Scopiazzamenti fake

Quanto fa paura l'intelligenza artificiale che dice cose false col tono di chi la sa lunga

Pietro Minto

ChatGPT sa scrivere testi complessi. Saggi universitari e di ricerca: basta premere un bottone per avere qualche migliaio di battute su qualsiasi argomento. E il timore è la disinformazione su larga scala 

Le elezioni statunitensi del 2016 furono caratterizzate dallo scandalo delle fake news su Internet e i social media. Diverse inchieste scoprirono l’operato della Internet research agency, un gruppo di troll russi che curavano campagne online, sostenendo Donald Trump o diffondendo bufale sulle mail di Hillary Clinton. Una di queste “troll farm”, si scoprì in seguito, aveva un budget di circa 1,2 milioni di dollari al mese. Ebbene, tutto questo – e non ce ne vogliano i troll russi o macedoni – rischia di essere superato e reso antiquato dalle intelligenze artificiali.

 

Negli ultimi mesi, sembra che sia cambiato tutto, all’improvviso. Da quando OpenAI ha presentato al pubblico Dall-E e ChatGPT, due servizi che mettono in pratica le potenzialità del modello linguistico GPT-3 (una cosa molto complessa che viene indicata per semplicità con il nome di “IA”, intelligenza artificiale), in molti si sono resi conto di come questa tecnologia cambierà la nostra vita. “It works like magic”, disse Steve Jobs presentando il primo iPhone: funziona “come per magia”. Ed è vero: ChatGPT sembra davvero un oggetto incantato, una scatola nella quale inserire un qualsiasi comando scritto per ottenere paragrafi e paragrafi di testo. In pochi secondi, a prezzo modico (anzi, per ora gratuitamente, ma la pacchia sta per finire).

 

Allo stesso modo, queste IA possono essere consultate per generare una decina di paragrafi su quanto i vaccini facciano male, per esempio. O sul perché prendere l’aspirina possa curare il cancro. E così via. Bufale, mostruosità d’ogni tipo, confezionate ad hoc da sistemi la cui vera funzione è produrre testo credibile. E quindi grammaticalmente corretto, con la sintassi chiara (ChatGPT sembrare preferire gli elenchi puntati) e un tono affidabile. Ma non necessariamente veritieri. Altro che magia, quindi: le IA sbagliano, e tanto, lo ha ammesso anche il capo di OpenAI. Anche quando sbagliano, però, sembrano sapere il fatto loro. L’obiettivo delle aziende del settore, del resto, non è la perfezione ma il “buono abbastanza”, che comunque risulta sufficiente nella maggior parte dei casi. 

 

Anche a scuola, come ha notato lo scorso dicembre Daniel Herman, docente di scuole superiori che in un articolo per l’Atlantic ha messo in guardia il sistema scolastico dalle capacità di generazione di queste IA. Siamo ben oltre il plagio o la scopiazzatura: basta premere un bottone per avere qualche migliaio di battute sulla fotosintesi clorofilliana. In un altro caso, invece, Antony Aumann, docente di Filosofia presso la Northern Michigan University, ha scoperto le potenzialità del mezzo correggendo i saggi dei suoi studenti. Uno di questi scritti, “il migliore della classe”, spiccava tra tutti gli altri, per quanto era illuminante e profondo.
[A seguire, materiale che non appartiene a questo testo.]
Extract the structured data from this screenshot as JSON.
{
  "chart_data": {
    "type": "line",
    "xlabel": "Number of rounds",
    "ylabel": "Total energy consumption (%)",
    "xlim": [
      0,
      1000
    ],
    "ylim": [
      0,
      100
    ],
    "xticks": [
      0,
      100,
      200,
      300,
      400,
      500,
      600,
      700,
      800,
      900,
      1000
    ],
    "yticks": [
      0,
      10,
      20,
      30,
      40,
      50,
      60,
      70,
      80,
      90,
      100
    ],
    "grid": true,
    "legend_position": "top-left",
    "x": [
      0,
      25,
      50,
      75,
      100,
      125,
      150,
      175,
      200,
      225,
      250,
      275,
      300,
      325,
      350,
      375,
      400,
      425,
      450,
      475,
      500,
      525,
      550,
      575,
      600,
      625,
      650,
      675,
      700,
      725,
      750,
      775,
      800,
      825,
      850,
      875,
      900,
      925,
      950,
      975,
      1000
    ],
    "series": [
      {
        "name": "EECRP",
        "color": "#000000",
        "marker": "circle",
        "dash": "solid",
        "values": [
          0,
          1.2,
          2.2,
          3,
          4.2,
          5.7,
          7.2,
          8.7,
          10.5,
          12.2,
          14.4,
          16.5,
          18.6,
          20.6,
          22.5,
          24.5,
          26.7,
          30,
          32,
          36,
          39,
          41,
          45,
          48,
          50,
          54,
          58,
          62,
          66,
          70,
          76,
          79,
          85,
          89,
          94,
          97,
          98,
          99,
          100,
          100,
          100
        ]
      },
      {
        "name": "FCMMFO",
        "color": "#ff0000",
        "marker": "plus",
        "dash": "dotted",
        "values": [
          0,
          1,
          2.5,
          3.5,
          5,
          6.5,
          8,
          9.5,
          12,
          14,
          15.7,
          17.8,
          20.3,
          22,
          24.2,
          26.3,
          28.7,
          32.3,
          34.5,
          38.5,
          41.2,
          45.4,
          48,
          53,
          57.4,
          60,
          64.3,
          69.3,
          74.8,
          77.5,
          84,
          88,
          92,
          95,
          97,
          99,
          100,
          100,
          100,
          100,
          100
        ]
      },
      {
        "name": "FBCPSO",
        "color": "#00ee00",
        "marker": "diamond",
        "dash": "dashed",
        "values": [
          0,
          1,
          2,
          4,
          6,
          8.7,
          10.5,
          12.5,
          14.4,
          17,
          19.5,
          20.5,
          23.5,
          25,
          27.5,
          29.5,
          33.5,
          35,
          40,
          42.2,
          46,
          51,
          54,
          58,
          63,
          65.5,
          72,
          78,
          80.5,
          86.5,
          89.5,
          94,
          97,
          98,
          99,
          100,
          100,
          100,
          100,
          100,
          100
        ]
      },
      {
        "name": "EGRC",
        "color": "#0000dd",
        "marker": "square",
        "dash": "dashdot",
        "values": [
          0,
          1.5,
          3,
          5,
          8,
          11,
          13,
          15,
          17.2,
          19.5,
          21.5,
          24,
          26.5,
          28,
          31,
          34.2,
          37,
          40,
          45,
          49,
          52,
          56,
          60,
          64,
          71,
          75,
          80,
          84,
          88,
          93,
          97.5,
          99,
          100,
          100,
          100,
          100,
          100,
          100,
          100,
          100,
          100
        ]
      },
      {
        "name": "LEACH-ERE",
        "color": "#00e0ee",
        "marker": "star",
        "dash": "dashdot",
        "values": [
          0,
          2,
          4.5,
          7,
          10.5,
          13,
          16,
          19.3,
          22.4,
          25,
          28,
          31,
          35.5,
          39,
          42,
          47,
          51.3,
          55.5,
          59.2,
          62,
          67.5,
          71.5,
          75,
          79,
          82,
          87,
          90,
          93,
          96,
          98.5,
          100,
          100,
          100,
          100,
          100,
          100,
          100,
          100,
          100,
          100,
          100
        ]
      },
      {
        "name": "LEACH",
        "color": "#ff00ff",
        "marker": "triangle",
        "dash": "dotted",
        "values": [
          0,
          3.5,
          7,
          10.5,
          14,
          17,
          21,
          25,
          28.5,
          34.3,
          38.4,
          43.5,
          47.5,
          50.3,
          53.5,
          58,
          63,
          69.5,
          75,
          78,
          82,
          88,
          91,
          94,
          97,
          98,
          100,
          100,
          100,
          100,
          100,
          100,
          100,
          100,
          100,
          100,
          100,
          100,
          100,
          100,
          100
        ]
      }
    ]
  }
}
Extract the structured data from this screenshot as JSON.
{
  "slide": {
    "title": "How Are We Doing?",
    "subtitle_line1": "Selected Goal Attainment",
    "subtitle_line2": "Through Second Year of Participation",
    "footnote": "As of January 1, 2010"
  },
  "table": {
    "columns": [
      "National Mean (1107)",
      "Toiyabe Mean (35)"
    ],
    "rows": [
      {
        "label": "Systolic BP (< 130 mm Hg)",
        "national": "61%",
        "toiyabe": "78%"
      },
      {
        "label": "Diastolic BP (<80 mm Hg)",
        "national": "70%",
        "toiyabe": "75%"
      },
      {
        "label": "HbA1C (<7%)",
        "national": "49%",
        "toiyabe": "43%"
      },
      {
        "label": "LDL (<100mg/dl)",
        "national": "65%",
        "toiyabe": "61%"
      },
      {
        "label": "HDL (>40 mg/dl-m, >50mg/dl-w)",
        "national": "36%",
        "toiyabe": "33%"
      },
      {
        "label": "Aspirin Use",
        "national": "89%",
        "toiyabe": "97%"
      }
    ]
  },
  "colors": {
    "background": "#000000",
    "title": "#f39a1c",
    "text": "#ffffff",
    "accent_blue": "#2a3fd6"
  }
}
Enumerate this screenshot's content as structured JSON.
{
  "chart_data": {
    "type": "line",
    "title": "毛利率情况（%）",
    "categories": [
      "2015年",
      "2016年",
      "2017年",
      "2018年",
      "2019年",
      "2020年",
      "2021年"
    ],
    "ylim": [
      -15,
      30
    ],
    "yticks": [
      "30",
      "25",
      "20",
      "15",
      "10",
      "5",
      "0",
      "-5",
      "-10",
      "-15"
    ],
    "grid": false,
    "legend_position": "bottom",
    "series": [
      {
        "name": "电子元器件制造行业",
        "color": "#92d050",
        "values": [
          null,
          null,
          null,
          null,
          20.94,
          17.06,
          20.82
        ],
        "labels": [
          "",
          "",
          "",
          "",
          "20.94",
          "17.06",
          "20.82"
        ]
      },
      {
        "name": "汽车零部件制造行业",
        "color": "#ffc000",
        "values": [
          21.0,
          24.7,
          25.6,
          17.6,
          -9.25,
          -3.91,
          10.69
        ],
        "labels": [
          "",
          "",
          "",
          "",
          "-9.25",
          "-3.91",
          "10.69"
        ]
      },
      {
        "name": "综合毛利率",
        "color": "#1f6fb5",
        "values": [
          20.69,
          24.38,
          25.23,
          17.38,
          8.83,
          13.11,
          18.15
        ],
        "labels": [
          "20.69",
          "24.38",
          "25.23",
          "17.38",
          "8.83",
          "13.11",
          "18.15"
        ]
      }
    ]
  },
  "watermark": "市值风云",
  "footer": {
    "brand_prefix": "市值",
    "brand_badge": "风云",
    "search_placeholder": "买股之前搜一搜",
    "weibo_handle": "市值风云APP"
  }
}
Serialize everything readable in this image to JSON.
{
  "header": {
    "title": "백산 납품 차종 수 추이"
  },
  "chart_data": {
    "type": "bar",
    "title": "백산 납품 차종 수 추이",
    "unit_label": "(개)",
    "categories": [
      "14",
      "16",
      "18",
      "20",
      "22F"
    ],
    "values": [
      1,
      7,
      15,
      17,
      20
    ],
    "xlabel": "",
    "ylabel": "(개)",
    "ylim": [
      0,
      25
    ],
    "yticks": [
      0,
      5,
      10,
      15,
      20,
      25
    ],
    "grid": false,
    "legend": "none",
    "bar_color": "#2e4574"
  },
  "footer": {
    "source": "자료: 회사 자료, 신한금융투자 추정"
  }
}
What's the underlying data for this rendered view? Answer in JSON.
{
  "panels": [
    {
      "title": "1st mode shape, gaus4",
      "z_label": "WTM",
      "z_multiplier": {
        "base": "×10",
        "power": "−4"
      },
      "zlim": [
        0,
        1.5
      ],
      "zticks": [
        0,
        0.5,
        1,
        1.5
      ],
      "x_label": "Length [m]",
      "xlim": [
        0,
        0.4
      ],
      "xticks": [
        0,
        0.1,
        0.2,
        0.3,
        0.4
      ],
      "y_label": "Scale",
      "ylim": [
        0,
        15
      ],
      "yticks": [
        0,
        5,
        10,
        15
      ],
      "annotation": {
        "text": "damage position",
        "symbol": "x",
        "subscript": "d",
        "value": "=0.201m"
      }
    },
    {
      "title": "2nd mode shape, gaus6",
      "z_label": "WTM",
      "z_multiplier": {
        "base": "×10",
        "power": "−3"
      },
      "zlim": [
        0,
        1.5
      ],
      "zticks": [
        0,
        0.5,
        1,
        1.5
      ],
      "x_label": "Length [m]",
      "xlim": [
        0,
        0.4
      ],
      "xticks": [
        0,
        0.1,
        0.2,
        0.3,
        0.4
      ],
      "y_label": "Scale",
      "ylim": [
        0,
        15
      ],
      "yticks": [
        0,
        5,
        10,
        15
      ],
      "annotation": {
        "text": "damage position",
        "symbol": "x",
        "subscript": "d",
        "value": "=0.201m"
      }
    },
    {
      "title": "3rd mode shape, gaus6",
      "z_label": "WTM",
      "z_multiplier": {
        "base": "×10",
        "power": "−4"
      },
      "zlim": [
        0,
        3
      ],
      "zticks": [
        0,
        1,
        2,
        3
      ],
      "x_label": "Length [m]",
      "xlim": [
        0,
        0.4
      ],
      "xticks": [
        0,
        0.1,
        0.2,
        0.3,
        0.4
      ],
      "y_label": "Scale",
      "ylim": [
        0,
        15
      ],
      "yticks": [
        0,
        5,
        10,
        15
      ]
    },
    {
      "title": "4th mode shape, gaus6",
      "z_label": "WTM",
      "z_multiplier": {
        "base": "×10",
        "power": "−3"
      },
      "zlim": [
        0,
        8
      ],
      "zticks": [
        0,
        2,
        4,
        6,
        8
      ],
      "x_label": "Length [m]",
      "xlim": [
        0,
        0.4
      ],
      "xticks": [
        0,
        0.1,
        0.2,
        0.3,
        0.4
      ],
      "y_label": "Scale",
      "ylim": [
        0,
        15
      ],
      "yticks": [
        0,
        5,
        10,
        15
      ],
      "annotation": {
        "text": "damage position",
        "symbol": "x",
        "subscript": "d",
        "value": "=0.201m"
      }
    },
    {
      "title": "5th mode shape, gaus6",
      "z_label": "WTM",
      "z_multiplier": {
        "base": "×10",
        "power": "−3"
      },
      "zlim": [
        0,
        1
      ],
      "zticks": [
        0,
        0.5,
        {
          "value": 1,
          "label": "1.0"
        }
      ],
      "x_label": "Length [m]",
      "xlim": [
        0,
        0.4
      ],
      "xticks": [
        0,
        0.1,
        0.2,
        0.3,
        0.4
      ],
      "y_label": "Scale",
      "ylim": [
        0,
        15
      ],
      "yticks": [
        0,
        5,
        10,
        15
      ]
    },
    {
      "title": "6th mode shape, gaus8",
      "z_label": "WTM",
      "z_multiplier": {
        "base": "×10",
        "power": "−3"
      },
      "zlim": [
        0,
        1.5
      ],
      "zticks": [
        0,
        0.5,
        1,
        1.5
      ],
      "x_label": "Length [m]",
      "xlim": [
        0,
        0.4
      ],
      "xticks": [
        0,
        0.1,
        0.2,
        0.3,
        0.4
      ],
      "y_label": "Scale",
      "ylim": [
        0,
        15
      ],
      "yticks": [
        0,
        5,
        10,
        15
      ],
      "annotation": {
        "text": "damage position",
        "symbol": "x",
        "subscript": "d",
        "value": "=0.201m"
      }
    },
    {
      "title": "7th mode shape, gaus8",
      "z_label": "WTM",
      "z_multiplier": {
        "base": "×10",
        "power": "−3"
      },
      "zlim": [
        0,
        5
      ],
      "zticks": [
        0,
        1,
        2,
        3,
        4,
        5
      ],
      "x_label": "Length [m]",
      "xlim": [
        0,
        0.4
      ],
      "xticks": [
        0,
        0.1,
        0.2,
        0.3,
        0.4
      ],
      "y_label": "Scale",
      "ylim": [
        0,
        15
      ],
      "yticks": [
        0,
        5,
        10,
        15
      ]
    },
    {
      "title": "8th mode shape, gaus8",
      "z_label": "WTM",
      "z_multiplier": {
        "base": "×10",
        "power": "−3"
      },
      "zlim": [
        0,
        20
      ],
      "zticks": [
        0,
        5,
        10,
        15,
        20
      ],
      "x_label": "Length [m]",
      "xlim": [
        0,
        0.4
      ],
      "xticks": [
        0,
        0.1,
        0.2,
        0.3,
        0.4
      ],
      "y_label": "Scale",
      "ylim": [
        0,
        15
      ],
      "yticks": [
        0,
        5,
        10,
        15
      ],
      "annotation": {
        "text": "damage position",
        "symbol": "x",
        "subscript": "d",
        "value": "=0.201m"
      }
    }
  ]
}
Parlandone con l’autore, ha scoperto che il giovane aveva usato ChatGPT per scriverlo, spingendo Aumann a rivedere del tutto le prove scritte (che ora verranno fatte al computer usando browser con forti restrizioni, in cui non sarà possibile usare le IA). Nel frattempo, Microsoft si prepara a investire dieci miliardi di dollari in OpenAI e pare stia già lavorando per integrare il servizio a Microsoft Word, aggiungendo il bottone magico a uno dei più diffusi editor di testi del mondo. 

 

Come hanno scritto Nathan Sanders e Bruce Schneier sul New York Times, sistemi simili verranno utilizzati per disinformare e fare pressione politica su larga scala a costo pressoché nullo. I due immaginano una campagna di influenza politica fatta da un’IA in grado di “identificare i punti deboli di un sistema legislativo e sfruttarli spietatamente attraverso le comunicazioni dirette, le campagne di relazioni pubbliche”, inondando le istituzioni di lettere di protesta, per esempio. “Quando sono gli umani a farlo – concludono – lo chiamiamo lobbying”. E quando a farlo è una singola persona dotata della giusta intelligenza artificiale? Non abbiamo ancora parole per un mondo simile ma le dovremo trovare.